The recent performance leap of Large Language Models (LLMs) opens up new opportunities across numerous industrial applications and domains. However, erroneous generations, such as false predictions, misinformation, and hallucination made by LLMs, have also raised severe concerns for the trustworthiness of LLMs', especially in safety-, security- and reliability-sensitive scenarios, potentially hindering real-world adoptions. While uncertainty estimation has shown its potential for interpreting the prediction risks made by general machine learning (ML) models, little is known about whether and to what extent it can help explore an LLM's capabilities and counteract its undesired behavior. To bridge the gap, in this paper, we initiate an exploratory study on the risk assessment of LLMs from the lens of uncertainty.
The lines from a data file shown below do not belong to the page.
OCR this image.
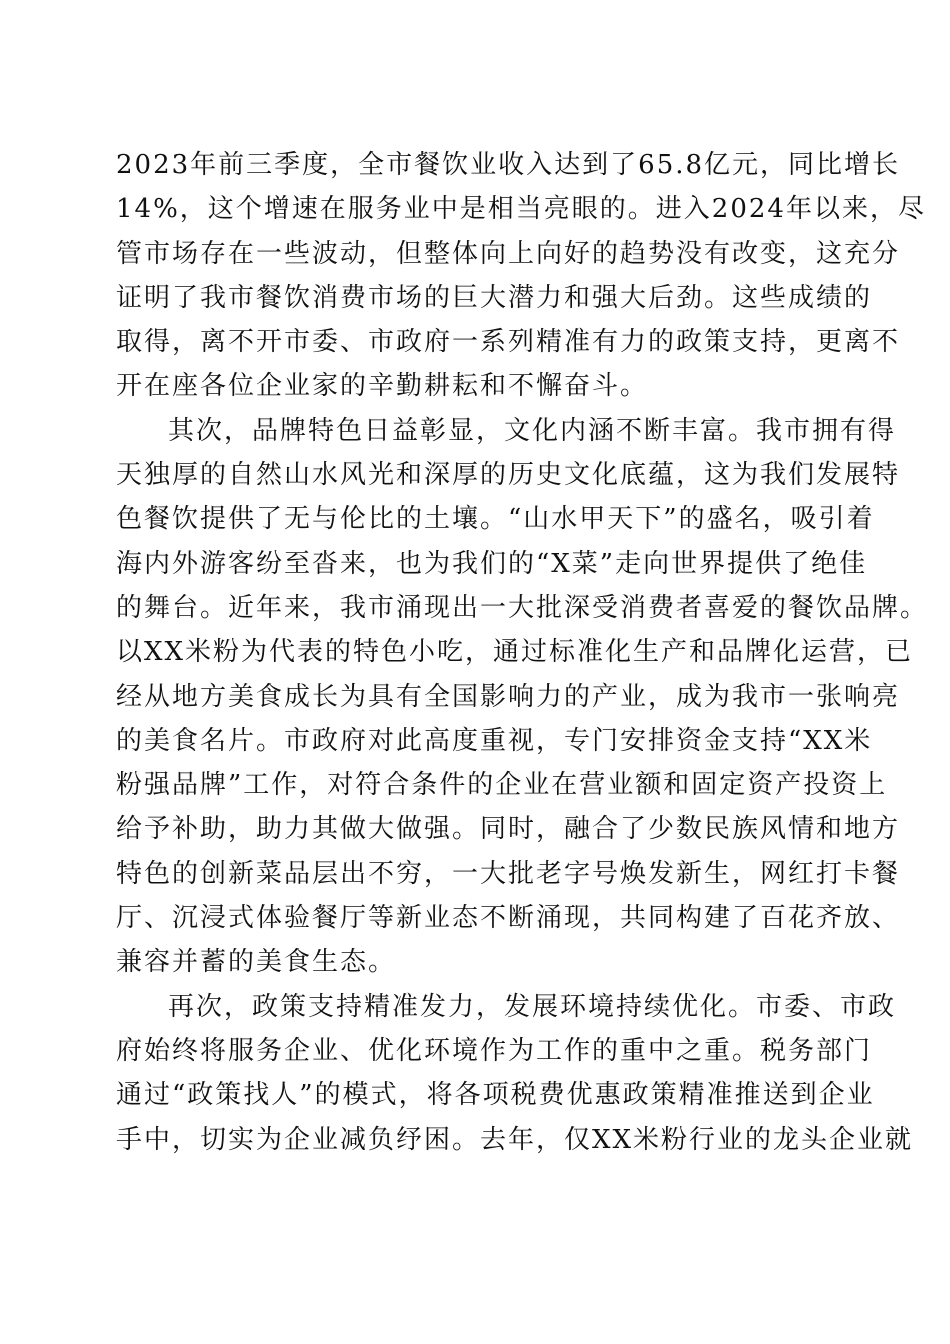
2023年前三季度，全市餐饮业收入达到了65.8亿元，同比增长
14%，这个增速在服务业中是相当亮眼的。进入2024年以来，尽
管市场存在一些波动，但整体向上向好的趋势没有改变，这充分
证明了我市餐饮消费市场的巨大潜力和强大后劲。这些成绩的
取得，离不开市委、市政府一系列精准有力的政策支持，更离不
开在座各位企业家的辛勤耕耘和不懈奋斗。
其次，品牌特色日益彰显，文化内涵不断丰富。我市拥有得
天独厚的自然山水风光和深厚的历史文化底蕴，这为我们发展特
色餐饮提供了无与伦比的土壤。“山水甲天下”的盛名，吸引着
海内外游客纷至沓来，也为我们的“X菜”走向世界提供了绝佳
的舞台。近年来，我市涌现出一大批深受消费者喜爱的餐饮品牌。
以XX米粉为代表的特色小吃，通过标准化生产和品牌化运营，已
经从地方美食成长为具有全国影响力的产业，成为我市一张响亮
的美食名片。市政府对此高度重视，专门安排资金支持“XX米
粉强品牌”工作，对符合条件的企业在营业额和固定资产投资上
给予补助，助力其做大做强。同时，融合了少数民族风情和地方
特色的创新菜品层出不穷，一大批老字号焕发新生，网红打卡餐
厅、沉浸式体验餐厅等新业态不断涌现，共同构建了百花齐放、
兼容并蓄的美食生态。
再次，政策支持精准发力，发展环境持续优化。市委、市政
府始终将服务企业、优化环境作为工作的重中之重。税务部门
通过“政策找人”的模式，将各项税费优惠政策精准推送到企业
手中，切实为企业减负纾困。去年，仅XX米粉行业的龙头企业就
In particular, we experiment with twelve uncertainty estimation methods and four LLMs on four prominent natural language processing (NLP) tasks to investigate to what extent uncertainty estimation techniques could help characterize the prediction risks of LLMs. Our findings validate the effectiveness of uncertainty estimation for revealing LLMs' uncertain/non-factual predictions. In addition to general NLP tasks, we extensively conduct experiments with four LLMs for code generation on two datasets. We find that uncertainty estimation can potentially uncover buggy programs generated by LLMs. Insights from our study shed light on future design and development for reliable LLMs, facilitating further research toward enhancing the trustworthiness of LLMs.